Tarihin farklı dönemleri hakkında bilgi edinmemiz gerektiğinde büyük ölçüde yazılı ve görsel kaynaklar yardımımıza koşuyor. Fakat bunlara ek olarak, çoğu kişinin sadece eğlence aracı olarak gördüğü oyunlar da gerek geçmiş, gerekse de muhtemel/alternatif tarih konularında fazlaca yardımcı olabiliyor.
Özellikle de atmosferi iyi kurgulanan oyunlarda adeta o oyunun dünyasının içine girebiliyor, alternatif veya bildiğimiz tarihin belli noktalarını deneyimleyebiliyoruz. Bunu daha da yakından görebilmek için, Atilla Kabakçıoğlu’nun hazırladığı çizelge üzerinden belli başlı oyunlara kronolojik olarak bakalım.
UYARI: Oyunlardan “spoiler’lar” görebilirsiniz.
Ancestors: The Humankind Odyssey, milyonlarca yıl geriden başlıyor. (Old’lar bilir)
Bilime dayalı olarak ortaya çıkarılan bu oyunda 10 milyon yıl geriye gidiyor ve evrimin aşamalarını takip edebiliyoruz. Oyunda belli başlı teknik eksikler bulunsa da yapımcılar, bilimsel açıdan isabetli bir atmosfer ve deneyim yaşatmayı başarıyor.
İlkel dönemlerde geçmesine rağmen Ancestors oyunundan Far Cry: Primal’a geçtiğinizde teknolojik açıdan sıçrama yaşamış gibi oluyorsunuz.
M.Ö. 10.000 yılına götüren bu yapımda belli başlı tarih dışı faktörler bulunuyor. Fakat dönemin zorluklarını, canlılarını ve dünyasını tanımak adına göz atabilirsiniz. Bunun üstüne güncel Far Cry oyunlarına geçtiğinizde muhtemelen elinizdeki basit silah bile gözünüze dünya harikası gibi gelecektir.

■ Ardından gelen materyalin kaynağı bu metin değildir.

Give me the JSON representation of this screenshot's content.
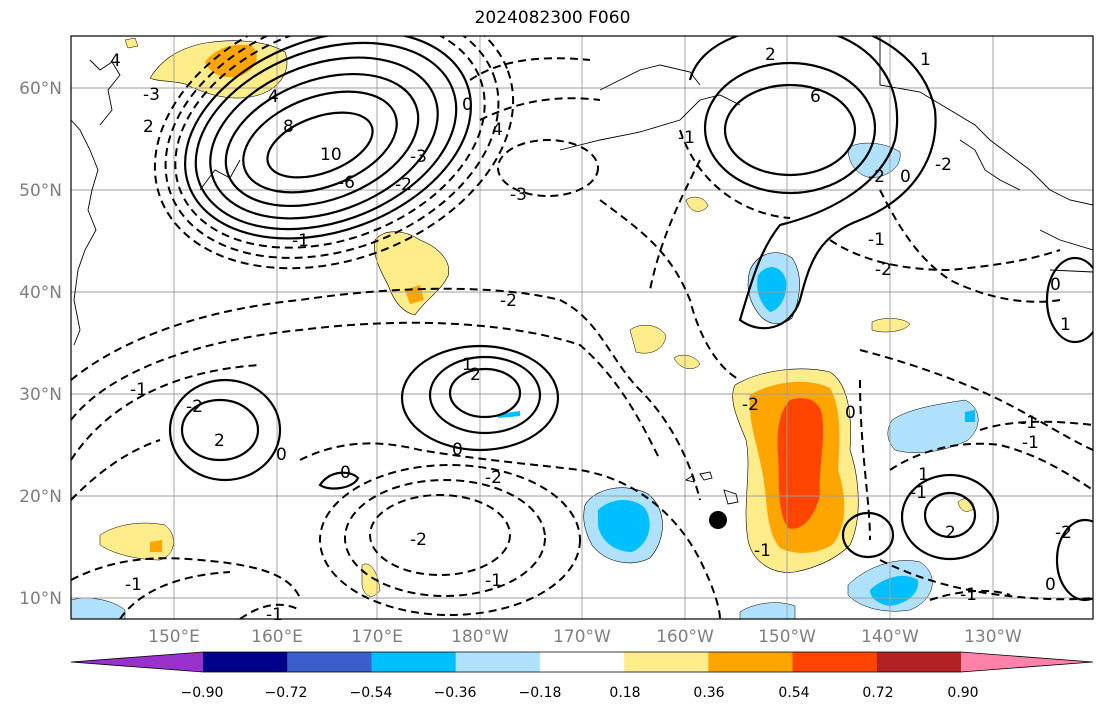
{
  "title": "2024082300 F060",
  "lat_labels": [
    "10°N",
    "20°N",
    "30°N",
    "40°N",
    "50°N",
    "60°N"
  ],
  "lon_labels": [
    "150°E",
    "160°E",
    "170°E",
    "180°W",
    "170°W",
    "160°W",
    "150°W",
    "140°W",
    "130°W"
  ],
  "colorbar": {
    "ticks": [
      "−0.90",
      "−0.72",
      "−0.54",
      "−0.36",
      "−0.18",
      "0.18",
      "0.36",
      "0.54",
      "0.72",
      "0.90"
    ],
    "colors": [
      "#9932cc",
      "#00008b",
      "#3a5fcd",
      "#00bfff",
      "#b0e2ff",
      "#ffffff",
      "#ffec8b",
      "#ffa500",
      "#ff4500",
      "#b22222",
      "#ff82ab"
    ]
  },
  "contour_labels": [
    "4",
    "-3",
    "2",
    "8",
    "10",
    "-6",
    "4",
    "-3",
    "-2",
    "0",
    "-1",
    "-1",
    "2",
    "-2",
    "0",
    "-1",
    "1",
    "-2",
    "2",
    "-2",
    "0",
    "0",
    "-1",
    "-2",
    "-1",
    "4",
    "6",
    "-3",
    "2",
    "0",
    "-2",
    "-1",
    "-1",
    "-2",
    "1",
    "0",
    "-2",
    "-2",
    "0",
    "-1",
    "2",
    "-1",
    "-1",
    "-1",
    "-2",
    "1",
    "1",
    "0",
    "-1"
  ]
}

Medeniyetin artık yerli yerinde olduğu, üstüne alışık olduğumuz anlamda sanata dair çalışmaların da yoğun olarak görüldüğü Antik Yunan’a dönüyoruz.

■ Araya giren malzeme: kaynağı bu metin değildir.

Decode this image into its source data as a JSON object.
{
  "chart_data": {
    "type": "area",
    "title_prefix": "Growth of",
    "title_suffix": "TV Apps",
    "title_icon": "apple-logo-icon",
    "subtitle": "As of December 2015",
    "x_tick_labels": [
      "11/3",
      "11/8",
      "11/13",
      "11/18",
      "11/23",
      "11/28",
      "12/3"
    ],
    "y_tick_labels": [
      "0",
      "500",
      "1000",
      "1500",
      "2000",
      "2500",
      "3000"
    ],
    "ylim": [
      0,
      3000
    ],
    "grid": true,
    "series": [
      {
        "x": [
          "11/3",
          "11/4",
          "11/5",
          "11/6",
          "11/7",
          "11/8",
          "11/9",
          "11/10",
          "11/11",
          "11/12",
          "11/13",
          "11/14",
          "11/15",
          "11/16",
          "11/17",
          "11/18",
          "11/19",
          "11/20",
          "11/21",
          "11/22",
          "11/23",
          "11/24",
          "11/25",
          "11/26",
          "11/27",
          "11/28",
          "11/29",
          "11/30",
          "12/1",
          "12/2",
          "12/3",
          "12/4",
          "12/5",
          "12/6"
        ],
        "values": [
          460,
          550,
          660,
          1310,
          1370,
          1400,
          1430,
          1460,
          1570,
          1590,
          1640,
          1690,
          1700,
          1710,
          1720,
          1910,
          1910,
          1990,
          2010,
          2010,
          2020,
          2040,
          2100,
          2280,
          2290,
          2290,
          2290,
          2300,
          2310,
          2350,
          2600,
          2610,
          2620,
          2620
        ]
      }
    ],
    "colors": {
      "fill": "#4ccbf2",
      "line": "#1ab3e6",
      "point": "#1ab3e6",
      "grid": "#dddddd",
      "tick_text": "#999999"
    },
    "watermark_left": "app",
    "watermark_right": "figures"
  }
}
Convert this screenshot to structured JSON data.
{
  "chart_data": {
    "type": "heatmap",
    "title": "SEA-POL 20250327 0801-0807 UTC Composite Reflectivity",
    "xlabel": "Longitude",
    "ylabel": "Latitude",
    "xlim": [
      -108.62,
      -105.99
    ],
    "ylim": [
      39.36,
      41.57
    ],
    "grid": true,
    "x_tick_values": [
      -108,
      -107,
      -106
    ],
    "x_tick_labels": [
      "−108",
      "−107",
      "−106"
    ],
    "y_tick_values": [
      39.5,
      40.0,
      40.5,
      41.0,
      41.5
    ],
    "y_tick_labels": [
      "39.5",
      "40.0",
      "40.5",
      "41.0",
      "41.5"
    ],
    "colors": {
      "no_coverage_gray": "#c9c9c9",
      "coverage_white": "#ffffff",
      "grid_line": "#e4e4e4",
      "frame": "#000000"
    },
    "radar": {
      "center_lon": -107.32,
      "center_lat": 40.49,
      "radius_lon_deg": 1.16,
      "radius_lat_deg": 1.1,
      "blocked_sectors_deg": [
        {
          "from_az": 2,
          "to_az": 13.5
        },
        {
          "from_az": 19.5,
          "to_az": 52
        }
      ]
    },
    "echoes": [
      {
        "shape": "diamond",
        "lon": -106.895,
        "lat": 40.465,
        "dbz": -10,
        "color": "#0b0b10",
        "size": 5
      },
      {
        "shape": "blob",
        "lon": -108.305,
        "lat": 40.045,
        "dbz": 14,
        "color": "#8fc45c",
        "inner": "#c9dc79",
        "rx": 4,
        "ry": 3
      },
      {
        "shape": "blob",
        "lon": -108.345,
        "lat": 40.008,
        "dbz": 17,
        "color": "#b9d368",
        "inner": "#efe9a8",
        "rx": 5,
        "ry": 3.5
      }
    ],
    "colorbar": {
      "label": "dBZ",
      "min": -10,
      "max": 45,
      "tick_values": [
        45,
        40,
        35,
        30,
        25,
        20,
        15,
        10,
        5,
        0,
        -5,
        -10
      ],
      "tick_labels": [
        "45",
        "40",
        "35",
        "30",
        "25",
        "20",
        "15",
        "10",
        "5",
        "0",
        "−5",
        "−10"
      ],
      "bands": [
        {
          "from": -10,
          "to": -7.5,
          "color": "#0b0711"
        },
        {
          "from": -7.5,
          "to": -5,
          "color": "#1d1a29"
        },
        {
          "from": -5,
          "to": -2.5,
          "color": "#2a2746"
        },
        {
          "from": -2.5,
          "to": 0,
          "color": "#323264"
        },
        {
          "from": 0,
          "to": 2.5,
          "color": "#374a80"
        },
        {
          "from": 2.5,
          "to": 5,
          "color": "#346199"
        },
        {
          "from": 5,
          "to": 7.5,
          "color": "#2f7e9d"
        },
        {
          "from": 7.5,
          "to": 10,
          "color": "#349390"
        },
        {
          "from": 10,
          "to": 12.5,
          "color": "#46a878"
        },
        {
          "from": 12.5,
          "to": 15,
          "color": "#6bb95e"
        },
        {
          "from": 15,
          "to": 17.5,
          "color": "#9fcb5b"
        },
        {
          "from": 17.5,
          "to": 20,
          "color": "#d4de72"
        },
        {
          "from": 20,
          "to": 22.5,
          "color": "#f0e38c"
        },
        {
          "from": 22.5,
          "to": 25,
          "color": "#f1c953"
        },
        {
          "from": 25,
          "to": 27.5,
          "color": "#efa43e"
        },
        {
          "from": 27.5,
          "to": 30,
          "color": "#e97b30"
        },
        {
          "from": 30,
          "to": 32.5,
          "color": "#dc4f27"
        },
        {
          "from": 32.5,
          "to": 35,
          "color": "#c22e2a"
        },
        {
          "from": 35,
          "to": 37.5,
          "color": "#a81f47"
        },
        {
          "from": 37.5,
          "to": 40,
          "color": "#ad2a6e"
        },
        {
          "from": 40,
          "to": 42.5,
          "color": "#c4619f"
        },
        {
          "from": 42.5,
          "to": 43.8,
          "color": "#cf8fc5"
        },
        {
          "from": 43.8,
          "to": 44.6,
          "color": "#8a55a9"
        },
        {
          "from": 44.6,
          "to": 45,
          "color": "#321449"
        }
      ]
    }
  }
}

Buraya bizleri götüren oyun ise Assassin’s Creed: Odyssey oluyor. Oyunda tarihle pek de uyuşmayan çok sayıda bölüm görmek mümkün. Yine de Antik Yunan ortamını iyi bir şekilde aktardığını, bir noktaya kadar da tarihi açıdan tutarlı olduğunu söyleyebiliriz.
Coğrafi konumu sebebiyle karıştırılsa da AC: Origins, Odyssey’den çok daha sonrasını anlatıyor.

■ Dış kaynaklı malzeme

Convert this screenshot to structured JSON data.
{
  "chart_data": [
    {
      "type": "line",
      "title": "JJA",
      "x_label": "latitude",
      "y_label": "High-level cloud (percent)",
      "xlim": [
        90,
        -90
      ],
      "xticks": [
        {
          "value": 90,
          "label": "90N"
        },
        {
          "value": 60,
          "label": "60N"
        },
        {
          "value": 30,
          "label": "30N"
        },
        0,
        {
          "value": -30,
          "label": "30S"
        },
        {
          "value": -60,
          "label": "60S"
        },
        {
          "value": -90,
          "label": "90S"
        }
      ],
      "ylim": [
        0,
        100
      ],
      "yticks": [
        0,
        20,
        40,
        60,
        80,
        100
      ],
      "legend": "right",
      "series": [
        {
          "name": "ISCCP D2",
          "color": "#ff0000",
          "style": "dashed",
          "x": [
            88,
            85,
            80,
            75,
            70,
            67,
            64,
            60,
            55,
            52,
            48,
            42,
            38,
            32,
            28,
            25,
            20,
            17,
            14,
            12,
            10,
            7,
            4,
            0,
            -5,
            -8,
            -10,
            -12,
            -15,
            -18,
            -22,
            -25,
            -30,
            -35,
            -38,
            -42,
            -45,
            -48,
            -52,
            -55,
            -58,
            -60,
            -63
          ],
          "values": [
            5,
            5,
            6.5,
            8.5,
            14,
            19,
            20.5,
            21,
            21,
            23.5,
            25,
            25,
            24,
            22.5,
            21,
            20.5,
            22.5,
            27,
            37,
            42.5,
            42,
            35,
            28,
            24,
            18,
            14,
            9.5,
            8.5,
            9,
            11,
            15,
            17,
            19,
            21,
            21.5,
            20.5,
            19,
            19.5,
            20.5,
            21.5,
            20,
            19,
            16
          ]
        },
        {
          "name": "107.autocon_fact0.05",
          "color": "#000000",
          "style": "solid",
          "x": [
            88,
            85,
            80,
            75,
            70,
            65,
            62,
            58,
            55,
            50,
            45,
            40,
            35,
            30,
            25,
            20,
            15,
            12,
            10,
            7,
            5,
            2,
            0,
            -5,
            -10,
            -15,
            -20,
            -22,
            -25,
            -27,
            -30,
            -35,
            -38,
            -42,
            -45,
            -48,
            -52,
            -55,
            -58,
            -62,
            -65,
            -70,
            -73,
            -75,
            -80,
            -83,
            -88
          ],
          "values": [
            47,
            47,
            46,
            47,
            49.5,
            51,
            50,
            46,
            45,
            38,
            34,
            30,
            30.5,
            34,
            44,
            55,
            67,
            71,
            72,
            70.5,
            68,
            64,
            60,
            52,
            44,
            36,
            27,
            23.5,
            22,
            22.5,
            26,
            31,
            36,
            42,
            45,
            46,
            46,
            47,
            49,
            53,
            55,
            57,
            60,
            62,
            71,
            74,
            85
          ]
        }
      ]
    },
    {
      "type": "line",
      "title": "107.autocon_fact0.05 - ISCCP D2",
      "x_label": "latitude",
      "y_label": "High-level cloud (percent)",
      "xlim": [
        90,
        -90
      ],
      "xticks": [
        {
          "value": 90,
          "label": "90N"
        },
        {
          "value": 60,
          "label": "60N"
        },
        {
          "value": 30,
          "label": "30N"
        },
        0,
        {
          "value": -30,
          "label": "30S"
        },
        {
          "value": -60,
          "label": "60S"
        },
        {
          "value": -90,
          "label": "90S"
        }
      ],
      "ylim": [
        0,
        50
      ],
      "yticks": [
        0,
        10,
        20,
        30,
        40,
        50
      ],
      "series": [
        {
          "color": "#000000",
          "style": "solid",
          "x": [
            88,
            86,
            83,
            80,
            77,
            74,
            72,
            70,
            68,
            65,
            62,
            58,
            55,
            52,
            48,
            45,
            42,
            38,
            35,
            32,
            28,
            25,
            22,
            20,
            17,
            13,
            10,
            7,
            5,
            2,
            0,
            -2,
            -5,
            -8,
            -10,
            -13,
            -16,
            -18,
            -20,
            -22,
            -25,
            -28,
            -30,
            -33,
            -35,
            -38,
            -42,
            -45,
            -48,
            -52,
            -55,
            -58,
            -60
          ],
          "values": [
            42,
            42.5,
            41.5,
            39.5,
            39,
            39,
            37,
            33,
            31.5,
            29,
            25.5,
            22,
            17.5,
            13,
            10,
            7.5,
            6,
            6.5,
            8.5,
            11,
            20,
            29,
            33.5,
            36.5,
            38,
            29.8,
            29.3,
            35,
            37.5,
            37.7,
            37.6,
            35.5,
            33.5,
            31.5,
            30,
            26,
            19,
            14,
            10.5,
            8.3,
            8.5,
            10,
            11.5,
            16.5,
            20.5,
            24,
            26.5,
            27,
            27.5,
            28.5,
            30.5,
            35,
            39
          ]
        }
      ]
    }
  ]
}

Bu oyunda tarih, M.Ö. 49 yılını gösteriyor. Bu da ünlü Mısır Kraliçesi Cleopatra’nın hükmettiği döneme denk geliyor. Zaten oyunda kendisini de görebilmeniz mümkün.
Bunun dışında oyun mükemmel bir açık dünya sunmasa da standart insanların o dönemdeki yaşamını ve dönemin farklı aletlerini/silahlarını görebilmeniz mümkün oluyor.
Antik Yunan’ı AC: Odyssey sayesinde gördük. Şimdi de Ryse: Son of Rome, bizi Antik Roma’ya götürüyor.
Aslında bu oyunun büyük kısmı, oyundaki savaş sebebiyle Roma dışında geçiyor fakat dönemin yaşam tarzını, atmosferini, kıyafetlerini ve alışkanlıklarını görmek adına göz atılabilecek keyifli bir yapım kendisi. Tarihi açıdan birçok noktada isabetli olmadığını belirtmekte fayda var.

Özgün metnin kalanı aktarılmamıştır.